Farm Credit Affiliation
Carly Olufs is a young pioneer in genetics and dairy cattle breeding as well as a successful businesswoman, all achieved by the age of 18.
Raised around agriculture, Carly found her calling at the age of ten when she took on a heifer as her first 4-H dairy project. From that moment on, Carly says she found her passion and has not looked back. She’s since built her own company, Carly-O Jerseys and Holsteins, where she breeds, raises, milks and sells registered Jersey and Holstein dairy cattle. Her herd has grown from her first heifer to more than 15 head of registered cattle.

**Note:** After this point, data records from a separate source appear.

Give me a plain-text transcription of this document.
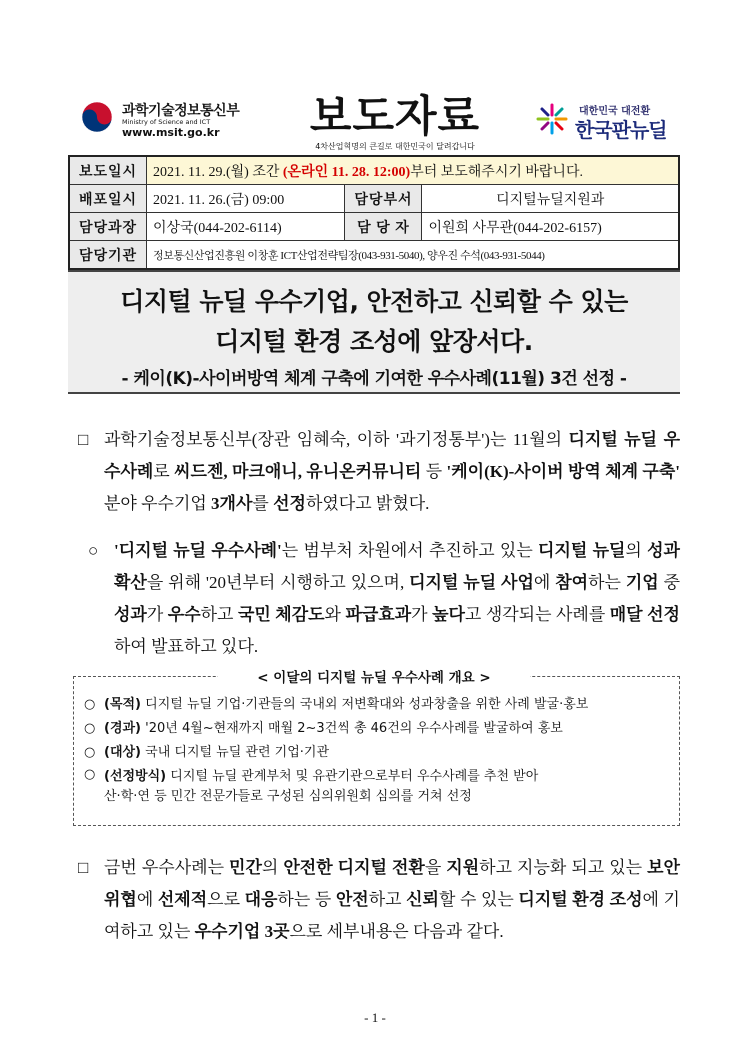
과학기술정보통신부
Ministry of Science and ICT
www.msit.go.kr 보도자료
4차산업혁명의 큰길로 대한민국이 달려갑니다
대한민국 대전환
한국판뉴딜
보도일시	2021. 11. 29.(월) 조간 (온라인 11. 28. 12:00)부터 보도해주시기 바랍니다.		
배포일시	2021. 11. 26.(금) 09:00	담당부서	디지털뉴딜지원과
담당과장	이상국(044-202-6114)	담 당 자	이원희 사무관(044-202-6157)
담당기관	정보통신산업진흥원 이창훈 ICT산업전략팀장(043-931-5040), 양우진 수석(043-931-5044)		
디지털 뉴딜 우수기업, 안전하고 신뢰할 수 있는
디지털 환경 조성에 앞장서다.
- 케이(K)-사이버방역 체계 구축에 기여한 우수사례(11월) 3건 선정 -
□ 과학기술정보통신부(장관 임혜숙, 이하 '과기정통부')는 11월의 디지털 뉴딜 우수사례로 씨드젠, 마크애니, 유니온커뮤니티 등 '케이(K)-사이버 방역 체계 구축' 분야 우수기업 3개사를 선정하였다고 밝혔다.
○ '디지털 뉴딜 우수사례'는 범부처 차원에서 추진하고 있는 디지털 뉴딜의 성과확산을 위해 '20년부터 시행하고 있으며, 디지털 뉴딜 사업에 참여하는 기업 중 성과가 우수하고 국민 체감도와 파급효과가 높다고 생각되는 사례를 매달 선정하여 발표하고 있다.
< 이달의 디지털 뉴딜 우수사례 개요 >
○ (목적) 디지털 뉴딜 기업·기관들의 국내외 저변확대와 성과창출을 위한 사례 발굴·홍보
○ (경과) '20년 4월~현재까지 매월 2~3건씩 총 46건의 우수사례를 발굴하여 홍보
○ (대상) 국내 디지털 뉴딜 관련 기업·기관
○ (선정방식) 디지털 뉴딜 관계부처 및 유관기관으로부터 우수사례를 추천 받아
산·학·연 등 민간 전문가들로 구성된 심의위원회 심의를 거쳐 선정
□ 금번 우수사례는 민간의 안전한 디지털 전환을 지원하고 지능화 되고 있는 보안위협에 선제적으로 대응하는 등 안전하고 신뢰할 수 있는 디지털 환경 조성에 기여하고 있는 우수기업 3곳으로 세부내용은 다음과 같다.
- 1 -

“There have been so many that have inspired me, that I want to be that person for others,” Carly says. “My passion for the dairy industry has driven me to accomplish great things and has helped me pave the path for my future goal of becoming a dairy cattle geneticist.”
Carly's partnerships with dairy industry leaders have assisted her with housing her milk cows and have exposed her to new and useful breeding advancements and marketing strategies. She breeds using artificial insemination and in-vitro fertilization and knows that improving her cows’ genetics increases milk production and the overall quality of her herd. She evaluates each cow’s milk production and that cow's sire to balance the goal of producing a female with production numbers superior to her dam while still having strong breed quality.

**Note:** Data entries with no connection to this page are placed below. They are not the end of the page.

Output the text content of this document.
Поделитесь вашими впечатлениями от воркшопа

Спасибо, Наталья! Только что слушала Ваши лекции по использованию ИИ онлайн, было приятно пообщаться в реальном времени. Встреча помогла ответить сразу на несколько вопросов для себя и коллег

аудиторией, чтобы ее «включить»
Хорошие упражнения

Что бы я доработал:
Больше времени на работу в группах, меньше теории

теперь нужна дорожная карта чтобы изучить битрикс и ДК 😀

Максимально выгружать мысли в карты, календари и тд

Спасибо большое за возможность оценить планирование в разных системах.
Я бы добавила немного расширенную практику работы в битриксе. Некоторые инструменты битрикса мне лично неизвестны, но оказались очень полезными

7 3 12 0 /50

“I intend to continue to breed and develop my herd of registered Jerseys and Holsteins, and look forward to giving back to my community as a future 4-H leader,” she says.
Carly has won many awards, including being a 2015 National FFA Dairy Production Entrepreneurship Proficiency Finalist and the 2014 Breeder of the Future for the California Holstein Association. One of her first generation animals was recently named the U.S. National Champion Jersey Cow at the All American Jersey Show in Louisville, KY and also the Supreme Champion Dairy Cow of the North American International Livestock Exposition.
Carly will begin attending college in 2016, where she plans to continue her education in agriculture, all while maintaining her business.
“The experiences that I’ve gained in 4-H and FFA have exposed me to numerous career options and provided me with leadership opportunities,” she says. “I now know that I would like to work with dairymen to improve milk production, optimize feed efficiency and enhance herd health.”